Discurso bonito, prática nem tanto
Apesar do bom tom com que as medidas foram anunciadas, a criação das áreas encontrou críticas em todo o processo. A começar pelo fato de que nem o Conselho Estadual do Meio Ambiente (Consema) e comunidades de pescadores ficaram sabendo da criação das APAs. Eles foram pegos de surpresa quando a mídia noticiou, há quatro meses, que o governo tomaria esta medida. A partir de então, começaram vários debates sobre o texto do documento, o que provocou atraso na publicação.
Entre os pontos que ficaram sem resolução está o fato de que as áreas não são contínuas, porque há espaços reservados à navegação no entorno dos portos de Santos e São Sebastião, e que a Ilha de Alcatrazes, onde vivem animais ameaçados de extinção, ficou de fora. Sobre este ponto, o governo do estado alega que não tem controle sobre a ilha, por ela ser de propriedade da Marinha.
Estes foram alguns dos pontos questionados pela ONG Greenpeace. Para a organização, medida só será eficaz se realmente implementada. “Este é um primeiro passo de muito trabalho que vem pela frente, porque uma APA só faz sentido quando implantada. Estamos dando um voto de confiança ao governo do estado de São Paulo”, diz Leandra Gonçalves, coordenadora da campanha de Oceanos da entidade. Atualmente, apenas 0,4% dos 4,3 mil quilômetros quadrados de oceanos sob jurisdição brasileira estão protegidos em unidades de conservação.
Já para Maria Tereza Jorge Pádua, conselheira da União Internacional de Conservação da Natureza (IUCN) e colunista de O Eco, iniciativas como esta são “pura demagogia”. Dos tipos de unidades de conservação, as APAs são as menos restritivas e permitem várias atividades antrópicas. “Sou muito contra esta categoria [de UC], porque ela é um instrumento muito fraco de preservação”, diz.
Segundo ela, a fragilidade se dá porque as legislações orgânicas dos municípios se sobrepõem às restrições impostas nas UCs. Com isso, se um proprietário se sentir lesado, ele pode recorrer na justiça para conseguir usar a área como bem entender. “Mais do que tudo nas APAs terrestres, no frigir dos ovos, os proprietários podem fazer tudo o que quiserem”, argumenta.

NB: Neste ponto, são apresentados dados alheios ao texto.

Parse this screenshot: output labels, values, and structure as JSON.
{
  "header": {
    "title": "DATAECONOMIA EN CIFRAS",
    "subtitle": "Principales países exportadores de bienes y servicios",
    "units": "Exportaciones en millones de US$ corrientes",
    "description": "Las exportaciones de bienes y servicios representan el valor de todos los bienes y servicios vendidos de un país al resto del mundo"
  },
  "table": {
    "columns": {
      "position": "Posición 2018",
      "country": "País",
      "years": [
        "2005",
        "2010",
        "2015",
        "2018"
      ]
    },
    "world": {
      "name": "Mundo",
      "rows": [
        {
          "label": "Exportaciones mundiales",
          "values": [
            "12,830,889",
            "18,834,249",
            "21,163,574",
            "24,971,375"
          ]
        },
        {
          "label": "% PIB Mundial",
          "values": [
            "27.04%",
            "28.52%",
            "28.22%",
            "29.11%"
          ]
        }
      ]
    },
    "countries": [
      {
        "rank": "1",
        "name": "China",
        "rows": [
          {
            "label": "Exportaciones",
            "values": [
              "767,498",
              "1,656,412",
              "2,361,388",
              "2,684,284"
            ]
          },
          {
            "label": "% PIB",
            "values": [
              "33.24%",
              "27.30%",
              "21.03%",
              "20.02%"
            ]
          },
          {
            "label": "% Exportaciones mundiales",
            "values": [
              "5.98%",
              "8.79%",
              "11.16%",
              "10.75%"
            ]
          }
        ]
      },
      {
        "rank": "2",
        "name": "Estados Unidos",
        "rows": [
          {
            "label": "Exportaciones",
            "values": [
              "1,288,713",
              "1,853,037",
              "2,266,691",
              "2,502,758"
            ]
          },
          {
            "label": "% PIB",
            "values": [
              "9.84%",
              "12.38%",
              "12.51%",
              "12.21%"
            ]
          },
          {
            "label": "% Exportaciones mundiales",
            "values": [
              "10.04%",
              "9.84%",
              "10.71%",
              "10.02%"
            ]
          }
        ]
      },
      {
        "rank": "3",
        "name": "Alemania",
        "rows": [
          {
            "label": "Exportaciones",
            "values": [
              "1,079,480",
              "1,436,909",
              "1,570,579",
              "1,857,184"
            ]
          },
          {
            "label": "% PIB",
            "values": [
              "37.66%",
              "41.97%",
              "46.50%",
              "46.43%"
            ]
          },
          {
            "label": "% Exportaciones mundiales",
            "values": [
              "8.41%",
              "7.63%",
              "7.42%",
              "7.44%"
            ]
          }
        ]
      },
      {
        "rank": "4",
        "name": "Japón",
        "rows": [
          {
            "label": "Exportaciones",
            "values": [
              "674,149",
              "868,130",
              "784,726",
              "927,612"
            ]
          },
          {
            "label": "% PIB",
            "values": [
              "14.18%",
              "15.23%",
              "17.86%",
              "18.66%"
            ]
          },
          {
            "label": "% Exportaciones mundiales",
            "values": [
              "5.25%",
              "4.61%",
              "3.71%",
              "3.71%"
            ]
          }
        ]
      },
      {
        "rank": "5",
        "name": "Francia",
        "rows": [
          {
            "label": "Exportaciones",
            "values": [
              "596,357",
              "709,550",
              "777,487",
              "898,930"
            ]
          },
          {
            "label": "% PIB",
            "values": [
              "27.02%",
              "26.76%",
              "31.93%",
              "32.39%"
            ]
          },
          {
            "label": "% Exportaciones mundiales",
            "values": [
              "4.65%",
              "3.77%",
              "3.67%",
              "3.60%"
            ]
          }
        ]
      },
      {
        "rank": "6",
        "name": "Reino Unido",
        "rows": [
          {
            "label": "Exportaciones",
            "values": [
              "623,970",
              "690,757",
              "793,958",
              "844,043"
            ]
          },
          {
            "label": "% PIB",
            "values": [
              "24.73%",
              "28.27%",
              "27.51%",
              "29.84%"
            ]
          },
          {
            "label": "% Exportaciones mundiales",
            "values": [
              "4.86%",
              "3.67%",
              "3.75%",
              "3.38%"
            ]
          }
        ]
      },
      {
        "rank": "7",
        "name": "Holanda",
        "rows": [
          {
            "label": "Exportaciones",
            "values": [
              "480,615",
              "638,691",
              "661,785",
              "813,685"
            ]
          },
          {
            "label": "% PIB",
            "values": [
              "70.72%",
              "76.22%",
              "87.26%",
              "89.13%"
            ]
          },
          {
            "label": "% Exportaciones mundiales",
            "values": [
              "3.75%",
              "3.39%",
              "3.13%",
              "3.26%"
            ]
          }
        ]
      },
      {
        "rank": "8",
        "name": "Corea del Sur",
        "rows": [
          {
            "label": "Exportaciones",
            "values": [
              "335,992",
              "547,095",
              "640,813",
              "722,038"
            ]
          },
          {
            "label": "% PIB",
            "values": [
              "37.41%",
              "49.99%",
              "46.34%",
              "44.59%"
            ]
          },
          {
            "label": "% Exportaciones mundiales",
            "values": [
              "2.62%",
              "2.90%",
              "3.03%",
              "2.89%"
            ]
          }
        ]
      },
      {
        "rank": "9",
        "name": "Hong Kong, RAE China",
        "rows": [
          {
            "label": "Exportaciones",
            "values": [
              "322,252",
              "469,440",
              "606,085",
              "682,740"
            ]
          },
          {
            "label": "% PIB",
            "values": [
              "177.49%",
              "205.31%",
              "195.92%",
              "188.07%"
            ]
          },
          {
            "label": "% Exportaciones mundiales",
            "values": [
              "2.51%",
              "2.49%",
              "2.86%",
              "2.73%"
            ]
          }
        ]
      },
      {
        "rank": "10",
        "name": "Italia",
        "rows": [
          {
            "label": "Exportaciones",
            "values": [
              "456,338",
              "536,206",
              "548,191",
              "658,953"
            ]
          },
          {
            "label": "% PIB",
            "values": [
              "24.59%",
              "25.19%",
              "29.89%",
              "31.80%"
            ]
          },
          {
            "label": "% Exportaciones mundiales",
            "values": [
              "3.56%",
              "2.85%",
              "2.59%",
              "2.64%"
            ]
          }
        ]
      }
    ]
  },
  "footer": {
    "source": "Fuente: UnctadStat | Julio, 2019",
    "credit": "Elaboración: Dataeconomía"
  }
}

Como o mar não pode ser de propriedade de ninguém, este aspecto melhora um pouco no caso das APAs marinhas, lembra Maria Tereza. No entanto, ela deixa de ser frágil, já que não leva em conta aspectos muito importantes para a preservação, como os “corredores marinhos”, que deveriam existir, assim como os corredores florestais que têm a função de conectar a biodiversidade local. Para ela, o melhor mesmo é que sejam criadas unidades mais restritivas, como parques e estações ecológicas.
“O governo geralmente vai fazendo [Áreas de Proteção Ambiental] porque é mais fácil e dá a falsa impressão de que há muitas UCs. Mas se você for ver, as verdadeiras são muito poucas. A grande maioria é pura demagogia”, diz. Atualmente, a única área de proteção integral marinha do estado é o Parque da Laje de Santos. No entanto, não são raros os flagrantes de pesca ilegal por ali.